One major advantage: withdrawals are tax-free when used for QDEs. ABLE accounts are also far easier to manage than special needs trusts, with options like debit cards or checking access for everyday spending.
A few common myths: You don’t need to receive SSI or Medicaid to open an account—eligibility is based on disability status alone. And anyone can contribute, not just the account holder.
Currently, the disability must have been diagnosed before age 26, but that threshold increases to 46 in 2026, expanding access significantly.
ABLE accounts offer strong financial benefits. Investments grow tax-deferred, and up to $100,000 is excluded from SSI resource limits. Medicaid eligibility remains intact even if the balance exceeds that amount. Families can contribute up to $19,000 in 2025, with additional contributions allowed from the account holder’s earned income.
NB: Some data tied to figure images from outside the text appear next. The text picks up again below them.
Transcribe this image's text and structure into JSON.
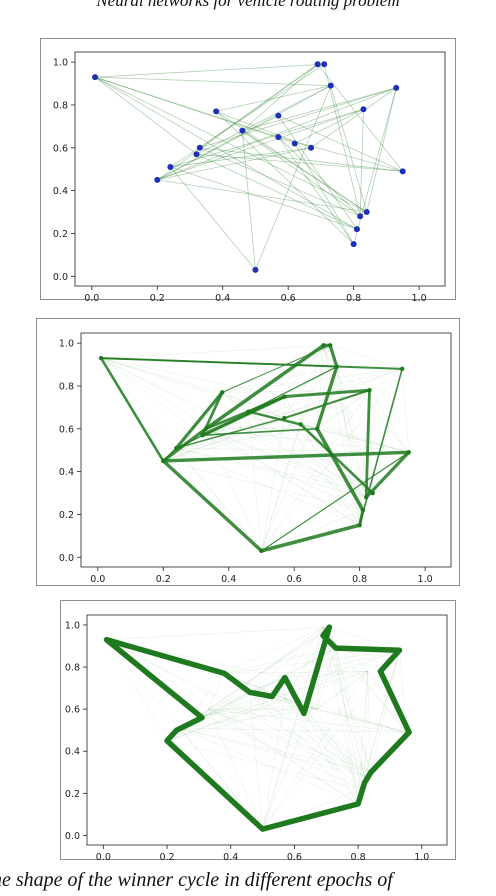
{
  "header_text": "Neural networks for vehicle routing problem",
  "caption_text": "he shape of the winner cycle in different epochs of",
  "colors": {
    "edge": "#1f7a1f",
    "node": "#1f2fb8",
    "axis": "#222222"
  },
  "chart_data": [
    {
      "type": "scatter",
      "title": "",
      "xlabel": "",
      "ylabel": "",
      "xlim": [
        0.0,
        1.0
      ],
      "ylim": [
        0.0,
        1.0
      ],
      "xticks": [
        "0.0",
        "0.2",
        "0.4",
        "0.6",
        "0.8",
        "1.0"
      ],
      "yticks": [
        "0.0",
        "0.2",
        "0.4",
        "0.6",
        "0.8",
        "1.0"
      ],
      "grid": false,
      "points": [
        [
          0.01,
          0.93
        ],
        [
          0.2,
          0.45
        ],
        [
          0.24,
          0.51
        ],
        [
          0.32,
          0.57
        ],
        [
          0.33,
          0.6
        ],
        [
          0.38,
          0.77
        ],
        [
          0.46,
          0.68
        ],
        [
          0.5,
          0.03
        ],
        [
          0.57,
          0.65
        ],
        [
          0.57,
          0.75
        ],
        [
          0.62,
          0.62
        ],
        [
          0.67,
          0.6
        ],
        [
          0.69,
          0.99
        ],
        [
          0.71,
          0.99
        ],
        [
          0.73,
          0.89
        ],
        [
          0.8,
          0.15
        ],
        [
          0.81,
          0.22
        ],
        [
          0.82,
          0.28
        ],
        [
          0.83,
          0.78
        ],
        [
          0.84,
          0.3
        ],
        [
          0.93,
          0.88
        ],
        [
          0.95,
          0.49
        ]
      ],
      "edges": [
        [
          0,
          8
        ],
        [
          0,
          3
        ],
        [
          0,
          19
        ],
        [
          0,
          16
        ],
        [
          0,
          13
        ],
        [
          1,
          12
        ],
        [
          1,
          19
        ],
        [
          1,
          14
        ],
        [
          2,
          18
        ],
        [
          2,
          16
        ],
        [
          2,
          13
        ],
        [
          3,
          14
        ],
        [
          3,
          16
        ],
        [
          4,
          12
        ],
        [
          4,
          17
        ],
        [
          4,
          20
        ],
        [
          5,
          15
        ],
        [
          5,
          11
        ],
        [
          5,
          19
        ],
        [
          6,
          17
        ],
        [
          6,
          12
        ],
        [
          6,
          20
        ],
        [
          7,
          2
        ],
        [
          7,
          6
        ],
        [
          7,
          14
        ],
        [
          8,
          17
        ],
        [
          8,
          21
        ],
        [
          8,
          15
        ],
        [
          9,
          1
        ],
        [
          9,
          16
        ],
        [
          9,
          21
        ],
        [
          10,
          0
        ],
        [
          10,
          15
        ],
        [
          10,
          18
        ],
        [
          11,
          2
        ],
        [
          11,
          20
        ],
        [
          12,
          21
        ],
        [
          13,
          17
        ],
        [
          14,
          5
        ],
        [
          14,
          19
        ],
        [
          15,
          20
        ],
        [
          17,
          18
        ],
        [
          18,
          1
        ],
        [
          19,
          20
        ],
        [
          20,
          1
        ],
        [
          21,
          4
        ],
        [
          3,
          21
        ],
        [
          0,
          14
        ],
        [
          1,
          11
        ],
        [
          6,
          19
        ]
      ],
      "edge_weights": [],
      "tour": []
    },
    {
      "type": "scatter",
      "title": "",
      "xlabel": "",
      "ylabel": "",
      "xlim": [
        0.0,
        1.0
      ],
      "ylim": [
        0.0,
        1.0
      ],
      "xticks": [
        "0.0",
        "0.2",
        "0.4",
        "0.6",
        "0.8",
        "1.0"
      ],
      "yticks": [
        "0.0",
        "0.2",
        "0.4",
        "0.6",
        "0.8",
        "1.0"
      ],
      "grid": false,
      "points": [
        [
          0.01,
          0.93
        ],
        [
          0.2,
          0.45
        ],
        [
          0.24,
          0.51
        ],
        [
          0.32,
          0.57
        ],
        [
          0.33,
          0.6
        ],
        [
          0.38,
          0.77
        ],
        [
          0.46,
          0.68
        ],
        [
          0.5,
          0.03
        ],
        [
          0.57,
          0.65
        ],
        [
          0.57,
          0.75
        ],
        [
          0.62,
          0.62
        ],
        [
          0.67,
          0.6
        ],
        [
          0.69,
          0.99
        ],
        [
          0.71,
          0.99
        ],
        [
          0.73,
          0.89
        ],
        [
          0.8,
          0.15
        ],
        [
          0.81,
          0.22
        ],
        [
          0.82,
          0.28
        ],
        [
          0.83,
          0.78
        ],
        [
          0.84,
          0.3
        ],
        [
          0.93,
          0.88
        ],
        [
          0.95,
          0.49
        ]
      ],
      "edges": [
        [
          0,
          1
        ],
        [
          1,
          4
        ],
        [
          4,
          12
        ],
        [
          12,
          13
        ],
        [
          13,
          14
        ],
        [
          14,
          11
        ],
        [
          11,
          16
        ],
        [
          16,
          15
        ],
        [
          15,
          7
        ],
        [
          7,
          1
        ],
        [
          1,
          21
        ],
        [
          21,
          17
        ],
        [
          17,
          18
        ],
        [
          18,
          9
        ],
        [
          9,
          3
        ],
        [
          3,
          5
        ],
        [
          5,
          2
        ],
        [
          2,
          1
        ],
        [
          0,
          20
        ],
        [
          20,
          15
        ],
        [
          4,
          9
        ],
        [
          6,
          10
        ],
        [
          10,
          19
        ],
        [
          8,
          18
        ],
        [
          6,
          14
        ],
        [
          3,
          11
        ],
        [
          2,
          9
        ],
        [
          0,
          14
        ],
        [
          5,
          13
        ],
        [
          7,
          21
        ],
        [
          8,
          2
        ]
      ],
      "edge_weights": [
        2.6,
        3.2,
        3.5,
        3.0,
        3.2,
        3.4,
        3.6,
        3.0,
        3.6,
        3.4,
        3.4,
        3.2,
        2.8,
        3.0,
        3.4,
        2.8,
        3.2,
        1.6,
        2.0,
        1.6,
        2.6,
        2.4,
        2.6,
        2.0,
        1.2,
        1.6,
        1.4,
        1.2,
        1.0,
        1.2,
        1.4
      ],
      "tour": []
    },
    {
      "type": "scatter",
      "title": "",
      "xlabel": "",
      "ylabel": "",
      "xlim": [
        0.0,
        1.0
      ],
      "ylim": [
        0.0,
        1.0
      ],
      "xticks": [
        "0.0",
        "0.2",
        "0.4",
        "0.6",
        "0.8",
        "1.0"
      ],
      "yticks": [
        "0.0",
        "0.2",
        "0.4",
        "0.6",
        "0.8",
        "1.0"
      ],
      "grid": false,
      "points": [
        [
          0.01,
          0.93
        ],
        [
          0.2,
          0.45
        ],
        [
          0.24,
          0.51
        ],
        [
          0.32,
          0.57
        ],
        [
          0.33,
          0.6
        ],
        [
          0.38,
          0.77
        ],
        [
          0.46,
          0.68
        ],
        [
          0.5,
          0.03
        ],
        [
          0.57,
          0.65
        ],
        [
          0.57,
          0.75
        ],
        [
          0.62,
          0.62
        ],
        [
          0.67,
          0.6
        ],
        [
          0.69,
          0.99
        ],
        [
          0.71,
          0.99
        ],
        [
          0.73,
          0.89
        ],
        [
          0.8,
          0.15
        ],
        [
          0.81,
          0.22
        ],
        [
          0.82,
          0.28
        ],
        [
          0.83,
          0.78
        ],
        [
          0.84,
          0.3
        ],
        [
          0.93,
          0.88
        ],
        [
          0.95,
          0.49
        ]
      ],
      "edges": [],
      "edge_weights": [],
      "tour": [
        [
          0.01,
          0.93
        ],
        [
          0.38,
          0.77
        ],
        [
          0.46,
          0.68
        ],
        [
          0.53,
          0.66
        ],
        [
          0.57,
          0.75
        ],
        [
          0.63,
          0.58
        ],
        [
          0.71,
          0.99
        ],
        [
          0.69,
          0.95
        ],
        [
          0.73,
          0.89
        ],
        [
          0.93,
          0.88
        ],
        [
          0.87,
          0.78
        ],
        [
          0.96,
          0.49
        ],
        [
          0.84,
          0.3
        ],
        [
          0.82,
          0.25
        ],
        [
          0.81,
          0.2
        ],
        [
          0.8,
          0.15
        ],
        [
          0.5,
          0.03
        ],
        [
          0.2,
          0.45
        ],
        [
          0.23,
          0.5
        ],
        [
          0.31,
          0.56
        ],
        [
          0.01,
          0.93
        ]
      ]
    }
  ]
}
Still, there are considerations. Contribution limits may not cover very large goals, so pairing an ABLE account with other tools like a special needs trust can be helpful. SSI benefits may pause if the balance rises above $100,000, and in some states, remaining funds may be subject to Medicaid payback. And as with any tax-favored account, withdrawals must be used for qualified expenses to avoid taxes and penalties.
Despite these factors, ABLE accounts remain a valuable part of comprehensive planning supporting independence, protecting benefits and helping families build long-term financial security.